私は、砂浜に腰を下ろし、波の音に耳を澄ませていた。少し離れた場所には、彼が立っている。

白いリネンのシャツとデニム姿の彼は、夕日に照らされ、まるで絵画のようだ。

いつもと同じように、物憂げな表情で水平線を眺めている彼の横顔は、どこか寂しげで、私の心を締め付けた。

彼は、夏が始まる頃に突然現れた。

まるで海の泡のように、ふわりと、私の目の前に現れた。触れると消えてしまいそうな、儚い存在。
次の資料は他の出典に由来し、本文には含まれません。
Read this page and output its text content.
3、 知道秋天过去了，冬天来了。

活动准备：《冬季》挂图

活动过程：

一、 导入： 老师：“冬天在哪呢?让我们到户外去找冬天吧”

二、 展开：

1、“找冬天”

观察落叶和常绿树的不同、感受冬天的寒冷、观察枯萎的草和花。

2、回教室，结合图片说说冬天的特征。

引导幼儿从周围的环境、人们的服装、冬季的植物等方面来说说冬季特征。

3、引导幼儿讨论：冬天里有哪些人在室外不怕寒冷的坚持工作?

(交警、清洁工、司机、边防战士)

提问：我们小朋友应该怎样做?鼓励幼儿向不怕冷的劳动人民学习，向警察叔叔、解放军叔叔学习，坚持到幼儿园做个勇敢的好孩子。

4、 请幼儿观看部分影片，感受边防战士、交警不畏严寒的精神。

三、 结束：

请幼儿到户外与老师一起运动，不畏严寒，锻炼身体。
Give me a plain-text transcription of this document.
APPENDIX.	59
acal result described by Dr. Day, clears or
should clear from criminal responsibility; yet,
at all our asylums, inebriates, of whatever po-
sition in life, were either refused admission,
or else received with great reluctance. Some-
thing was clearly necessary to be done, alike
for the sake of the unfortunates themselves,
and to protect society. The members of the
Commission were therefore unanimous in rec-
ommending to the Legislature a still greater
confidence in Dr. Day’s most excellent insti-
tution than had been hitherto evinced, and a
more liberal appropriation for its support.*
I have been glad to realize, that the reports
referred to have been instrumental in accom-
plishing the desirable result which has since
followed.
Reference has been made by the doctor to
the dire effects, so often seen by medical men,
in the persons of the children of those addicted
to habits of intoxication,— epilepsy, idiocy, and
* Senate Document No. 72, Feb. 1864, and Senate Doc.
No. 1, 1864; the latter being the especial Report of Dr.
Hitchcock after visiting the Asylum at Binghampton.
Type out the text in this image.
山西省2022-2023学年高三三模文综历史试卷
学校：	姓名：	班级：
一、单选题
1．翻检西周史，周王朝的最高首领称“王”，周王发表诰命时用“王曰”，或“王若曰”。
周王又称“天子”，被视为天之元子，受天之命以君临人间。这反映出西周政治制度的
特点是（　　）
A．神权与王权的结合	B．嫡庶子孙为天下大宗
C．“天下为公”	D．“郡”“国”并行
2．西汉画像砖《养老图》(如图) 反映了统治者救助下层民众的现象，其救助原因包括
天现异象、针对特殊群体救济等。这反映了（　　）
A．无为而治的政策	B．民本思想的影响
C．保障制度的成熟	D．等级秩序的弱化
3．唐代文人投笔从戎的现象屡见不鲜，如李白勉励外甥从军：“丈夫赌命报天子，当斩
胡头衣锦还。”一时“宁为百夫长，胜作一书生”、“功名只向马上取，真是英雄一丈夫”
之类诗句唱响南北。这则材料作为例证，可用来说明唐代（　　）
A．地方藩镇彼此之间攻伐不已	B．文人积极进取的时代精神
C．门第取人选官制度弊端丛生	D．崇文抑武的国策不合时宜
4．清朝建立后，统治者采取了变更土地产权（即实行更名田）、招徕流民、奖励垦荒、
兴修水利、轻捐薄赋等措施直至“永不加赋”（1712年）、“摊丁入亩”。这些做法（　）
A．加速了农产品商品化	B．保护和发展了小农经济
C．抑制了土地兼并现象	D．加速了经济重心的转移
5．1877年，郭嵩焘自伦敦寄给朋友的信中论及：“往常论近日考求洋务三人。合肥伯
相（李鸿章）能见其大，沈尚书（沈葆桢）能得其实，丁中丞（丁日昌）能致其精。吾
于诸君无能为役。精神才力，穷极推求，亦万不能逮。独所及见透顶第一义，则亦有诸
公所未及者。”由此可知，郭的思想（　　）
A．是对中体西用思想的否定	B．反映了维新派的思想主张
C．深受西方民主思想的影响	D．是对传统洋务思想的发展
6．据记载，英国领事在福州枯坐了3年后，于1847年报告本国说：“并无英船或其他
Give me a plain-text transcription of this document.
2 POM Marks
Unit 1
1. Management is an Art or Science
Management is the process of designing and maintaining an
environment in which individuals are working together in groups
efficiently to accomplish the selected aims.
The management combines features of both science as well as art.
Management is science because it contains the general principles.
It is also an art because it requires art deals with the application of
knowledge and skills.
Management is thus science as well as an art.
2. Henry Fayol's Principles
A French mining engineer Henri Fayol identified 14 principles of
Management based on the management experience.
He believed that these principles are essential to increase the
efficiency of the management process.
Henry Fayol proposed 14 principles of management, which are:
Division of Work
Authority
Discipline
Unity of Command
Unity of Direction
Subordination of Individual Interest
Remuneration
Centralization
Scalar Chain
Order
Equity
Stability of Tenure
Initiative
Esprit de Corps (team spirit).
私たちは、言葉を交わすことなく、ただ一緒に夕日を眺めるだけの時間を過ごした。

彼は、私に名前を尋ねなかったし、私も彼に聞かなかった。私たちは、名前のない、

夏の幻のような存在だったのかもしれない。お互いのことを何も知らないからこそ、気楽で、心地よかったのかもしれない。

日が沈み、空が暗くなるにつれて、彼の姿は薄れていく。

まるで、夜の闇に溶け込んでいくように、透明になっていく。消えてしまうことを、知っているかのように。

「さよなら」

そう呟く彼の声は、微かに聞こえた気がした。

けれど、波の音にかき消され、私にははっきりと聞き取れなかった。

もしかしたら、私の願望が作り出した幻聴だったのかもしれない。

彼は、夏が終わると同時に消えてしまった。まるで、最初からそこにいなかったかのように、跡形もなく。

残されたのは、彼と過ごした夏の思い出と、胸に広がる、少しだけ切ない気持ち。

私は、彼がくれた小さなピンク色の貝殻を握りしめた。

貝殻からは、かすかに潮の香りがし、彼の温もりが残っているような気がした。

それは、もう二度と会うことのない、彼との夏の幻の記憶。

来年も、彼はあの場所に現れるのだろうか。

それとも、これは永遠に失われた、夏の終わりのファンタジーなのだろうか。

波の音だけが、私の問いかけに答えるように、静かに浜辺に響き渡っていた。

彼のいない浜辺は、広くて、冷たく、寂しかった。